Key takeaways:

Leadership and sustainability are top of the agenda in the Asia Pacific (APAC) region in the lead-up to 2030.
While times are uncertain worldwide, many places in Asia Pacific are undergoing rapid development, creating fertile ground for business.
Dynamic working and alignment of purpose is essential to seizing opportunities and mitigating challenges in the coming years.

As RSM’s Regional Leader for Asia Pacific, Stephen is a seasoned veteran of the Asia Pacific professional services market. Originally from Australia, he has worked in Hong Kong, Thailand, and Indonesia at different points in his career. Looking forward to 2030 Stephen discusses how Asia Pacific can leverage its market position and unique expertise.

Having worked in this profession for most of my professional life, if there is one thing I have learnt, it is that success begins and ends with visionary, humane and ethical leadership.

Many industries, including the accountancy profession, need to be dynamic, as businesses are increasingly under stress, from the regulators, customer or client demands, the war for talent and shifting expectations of employees and rapid changes within the technology. In the business world, it takes exceptional leadership to navigate this dynamic landscape and effect sustainable growth.

How businesses can navigate uncertainty and position for growth in Asia Pacific

The Asia Pacific region faces significant challenges in the coming years. While the region is a key driver of global growth, economic headwinds are hindering this growth. There are still ongoing issues with inflation, debt, supply chains, resourcing and staffing from the aftermath of the COVID-19 pandemic - although it may seem like a distant memory now. While many economies in Asia Pacific have avoided outright recession, these issues have contributed to weaker growth in the region. On top of this, the global energy crisis has hit areas of APAC, and this has contributed to a climate of weak investment in renewable energy and a turn back to fossil fuels.

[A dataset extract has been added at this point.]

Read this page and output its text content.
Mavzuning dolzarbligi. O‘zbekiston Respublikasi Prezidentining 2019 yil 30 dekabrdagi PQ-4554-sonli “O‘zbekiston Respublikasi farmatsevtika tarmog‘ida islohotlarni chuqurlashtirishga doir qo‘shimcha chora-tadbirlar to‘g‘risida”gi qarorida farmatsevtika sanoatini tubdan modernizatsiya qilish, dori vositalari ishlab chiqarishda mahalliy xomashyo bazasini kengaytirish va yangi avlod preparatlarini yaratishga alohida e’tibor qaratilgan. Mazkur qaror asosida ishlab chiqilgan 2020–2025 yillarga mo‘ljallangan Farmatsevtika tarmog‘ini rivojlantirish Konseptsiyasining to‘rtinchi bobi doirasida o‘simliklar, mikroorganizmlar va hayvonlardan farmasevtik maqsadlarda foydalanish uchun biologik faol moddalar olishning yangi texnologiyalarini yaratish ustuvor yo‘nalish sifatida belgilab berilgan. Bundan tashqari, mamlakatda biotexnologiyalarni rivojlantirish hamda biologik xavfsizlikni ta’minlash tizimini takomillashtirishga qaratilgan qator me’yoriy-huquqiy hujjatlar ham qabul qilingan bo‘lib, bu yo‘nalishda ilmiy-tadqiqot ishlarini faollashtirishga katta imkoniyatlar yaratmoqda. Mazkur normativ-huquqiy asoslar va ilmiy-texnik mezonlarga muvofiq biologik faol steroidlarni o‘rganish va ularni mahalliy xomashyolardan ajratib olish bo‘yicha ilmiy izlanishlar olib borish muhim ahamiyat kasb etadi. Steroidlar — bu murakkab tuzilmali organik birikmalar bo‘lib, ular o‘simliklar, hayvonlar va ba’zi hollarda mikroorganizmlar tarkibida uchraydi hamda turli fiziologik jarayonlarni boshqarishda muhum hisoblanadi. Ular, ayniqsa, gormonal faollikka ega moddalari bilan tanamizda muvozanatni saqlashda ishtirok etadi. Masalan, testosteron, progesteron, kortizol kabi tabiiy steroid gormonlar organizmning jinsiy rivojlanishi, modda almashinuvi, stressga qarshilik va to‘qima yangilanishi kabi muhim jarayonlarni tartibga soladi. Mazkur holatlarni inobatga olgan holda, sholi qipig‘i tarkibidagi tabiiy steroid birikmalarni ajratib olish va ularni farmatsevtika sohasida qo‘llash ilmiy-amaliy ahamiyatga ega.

From a professional point of view, what we are seeing on the ground is that businesses in the middle market will increasingly need the skillsets of accountants and consultants to help them navigate these risks and uncertainties. While there has been some disruption and turbulence in recent years, all signs point to APAC having a strong growth outlook. There will still be challenges to overcome but these are not insurmountable if business leaders collaborate with their advisers to develop tailored pathways to weather this period of economic instability and turn uncertainties into advantages.

What this requires is bold thinking and an analytical mindset. Watching for trends not only in the region, but globally, can help shape long-term planning of innovation, technology adoption, risk, and opportunity management to inform and short-term decision-making.

ESG challenges faced by companies in Asia Pacific

The Asia Pacific region faces further challenges in responding to increasing pressures from Environmental, Social and Governance (ESG) due to its cultural and economic diversity. As such, regulatory frameworks, and commitment to ESG practices, including ESG awareness and maturity, vary significantly across countries within the region. While countries such as Australia, Japan and Singapore have advanced ESG frameworks in place and mandatory reporting, many others are in the early stages. As such, companies operating across multiple countries will struggle to navigate this complexity while maintaining environmental and social standards consistent with local regulatory requirements.

These new non-financial reporting requirements will further impact companies in the supply chain of those required to report in 2024 and beyond and are new additional pressures on the business world. Data capturing, collection, evaluation in addition to understanding reporting requirements and potential need for new technologies will cross all parts of the business, stakeholders and third parties in the supply chain.

It is great to see Asia Pacific’s ESG and Sustainability experts playing a key role in supporting clients on their path to creating lasting value and impact using RSM’s global ESG service methodologies.

The impact of ESG and the EU’s Corporate Sustainability Reporting Directive (CSRD) on Asia Pacific

Many companies have complex global supply chains, with some global businesses working in countries with little to no transparency, particularly around human rights issues, and environmental protection. This poses a risk to those that operate in markets with a higher level of scrutiny across the value chain, such as the activities of their suppliers and customers. With the Corporate Sustainability Reporting Directive (CSRD) in effect in Europe, companies in Asia Pacific supplying goods and services to the EU or with subsidiaries based in the EU, will face requests for data from companies within the scope of CSRD.

This region has some of the world’s fastest growing economies. With the current energy mix in the region, this results in growth in fossil-fuel use for energy and raw material production, particularly in developing nations. Balancing economic imperatives with sustainability goals will make it increasingly challenging for certain countries to transition away from fossil fuels and achieve net-zero emissions targets, aligning with international priorities like the Paris Agreement. RSM ESG and Sustainability advisers are already supporting businesses within the region to proactively navigate the risks and also unlock strategic insight which can create efficiencies and add value to their business through sustainability.

However, the winds of change shift, this region has the good fortune of being blessed with a young demographic, across South Asia (India, Pakistan, and Bangladesh) and the strength of 600 million people across Southeast Asia, alongside the maturity of Japan, Korea, Australia, and New Zealand. China is, and will continue to be, an economic powerhouse, with an annual GDP the envy of the developed world.